10 thoughts on “CANDY-ENYEL1 on-line sex chats for YOU!

  1. It sounds like you are feeling confused and overwhelmed after learning about your boyfriend's past actions and his recent behavior. It is completely normal to feel shocked and upset when someone you care about reveals information that is difficult to process or that conflicts with your expectations or values. It is also normal to feel hurt and betrayed when someone you trust behaves in a way that is hurtful or disrespectful. In this situation, it may be helpful for you to take some time to process your feelings and consider your options. It may also be helpful for you to talk to your boyfriend about your concerns and how his actions and behavior have made you feel. It is important for both of you to communicate openly and honestly with each other, and to listen and respect each other's perspectives and boundaries. If you are struggling to navigate this situation on your own, it may be helpful for you to seek support from friends, family, or a therapist who can provide you with guidance and support.

  2. My boyfriend and I met a week after we started talking on hinge. Almost INSTANTLY, I did not feel the willingness to continue talking to other people. I had my bumble/hinge account for a few weeks after and we ended up deleting it once we were official. My point is, sometimes you just like someone and don't want to continue talking to others or the app gets too boring or you GENUINELY want to give your 100% to someone, and it's not a red flag at all. Give it sometime and see how it goes. You can assess this better after a few months.

  3. Have you considered to just have a conversation about how to improve your communication?

    You don't mention how old you are or for how long you have been in a relationship, but to me, it sounds like you and your boyfriend may just have different ideas of what texting is supposed to accomplish.

    To me, for example, texting does not equate actual conversation. I text my partner every once in a while when we aren't together, but I don't expect or even want us to carry out full conversations via text. If I want to actually have a talk with him, especially if it's about something that I deem important, I phone or video call him so we both have each other's full attention for the duration of the conversation.

  4. I get your point, word semantics, but na I knew what I was saying. You can't rip away freedoms…. And “expect to have full control” is how that ended. So in other words: you can't take away liberties without repercussions. You “can” take em away, but not without repercussions. Although you “can” fling poop in the deli of Walmart, but you can't expect them to make you manager afterwards.

    I also find it weird needing to ask your wife/gf for permission to kiss. For how long? 20yrs? What's next? Consent to look at her outfit? Consent to call mom? ? “Sweety, may I use the restroom?”

  5. He wants you to step out of your comfort zone? Yikes. You want someone to make sure that you feel comfortable with them. Not someone who’s gonna challenge you if you tell them you’re not comfortable with something.

  6. He should have ignored them (sent himself some copies as evidence) and gone into dective mode to see if they were cheating.

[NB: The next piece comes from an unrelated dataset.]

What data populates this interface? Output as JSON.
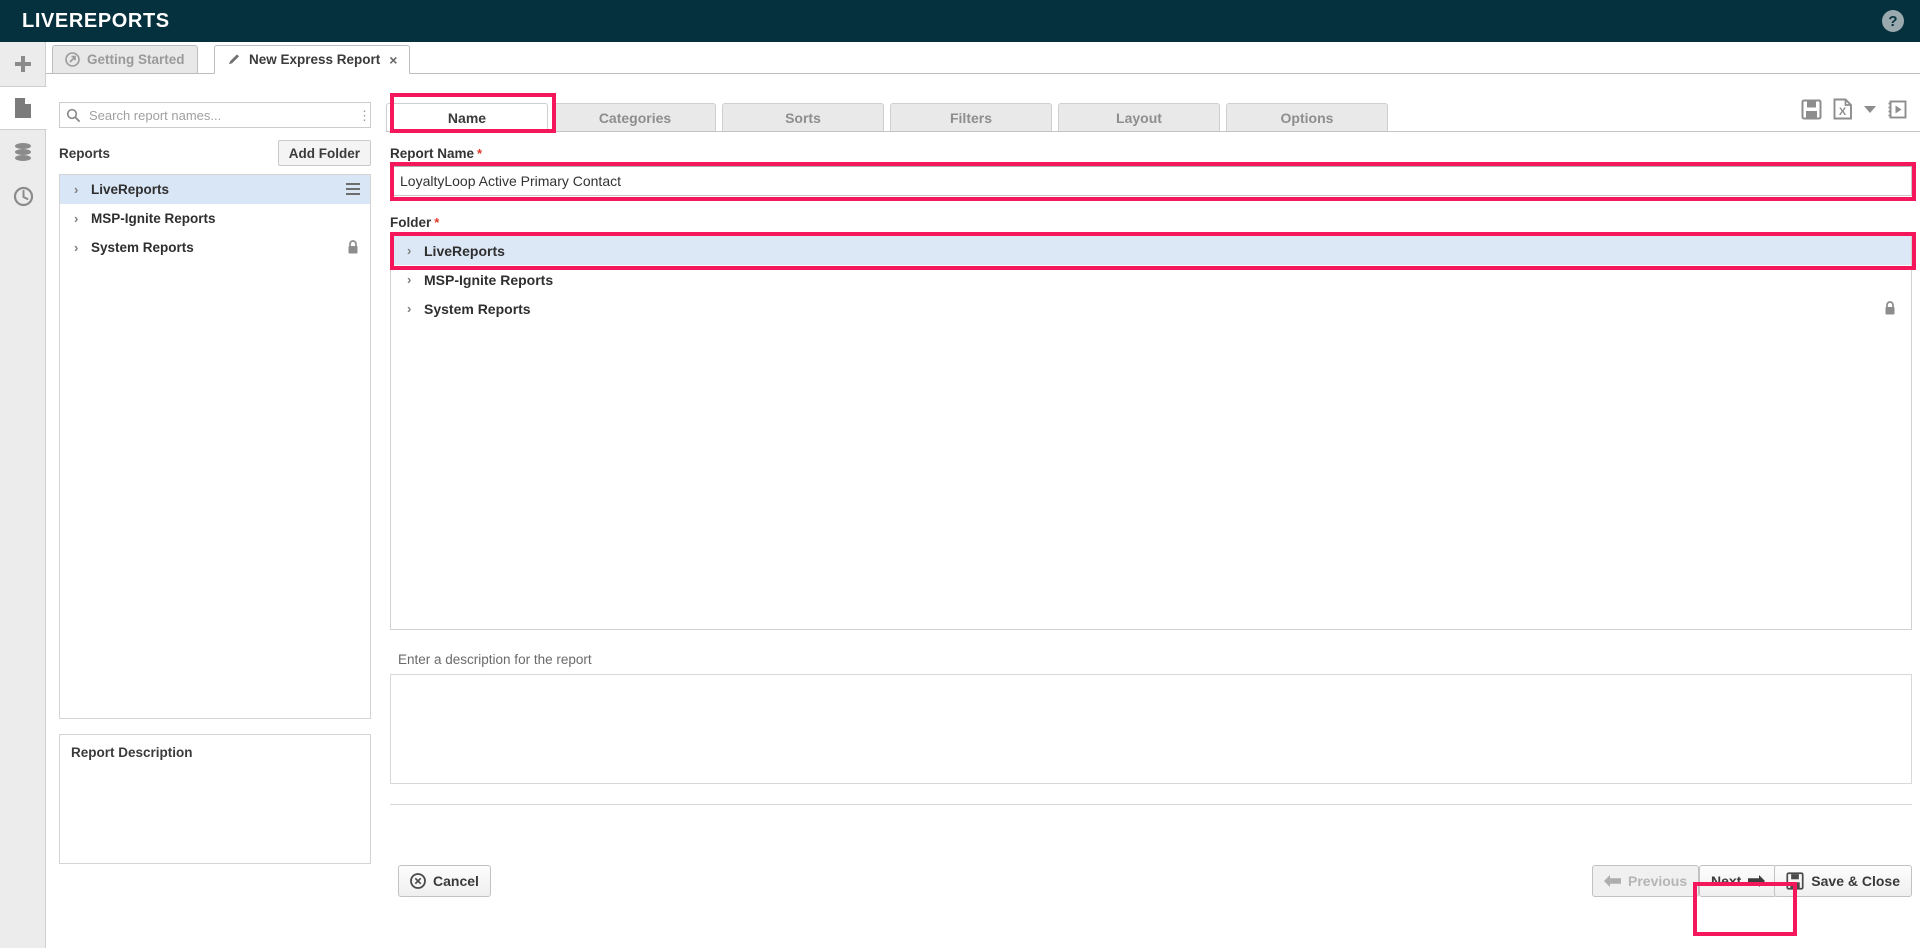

    He blew it by exposing too soon.

    Updateme! Remindme! 3 weeks.

  7. Or do it….but with a homeboy and once the deed is done, zoot and never look back. This chick has zero respect for you and your needs.

  8. You get to decide this, too. It's not just up to him. He doesn't seem to know himself, he assigns so little value to you and what you bring to his life that any disturbance to his feelings makes him want to discard you. Other people will love you more than this if you give up on this one and go out and find them instead.

  9. We don't cuddle after sex. We clean up, get dressed and play on our phone or he games and I window shop online. Generally same room but other than a quick kiss we don't really do anything like what you're wanting. I'm not sure why you'd feel used after, especially if you know that's not what he's doing. I mean I have had relationships where I have felt that way after but it's because he'd keep going after I told him I was done/no longer in the mood/etc. to the point of tears. But my husband and I have very clear expectations. We've also been Best friends for almost a decade though too. If it helps I'm 27 and he's 31.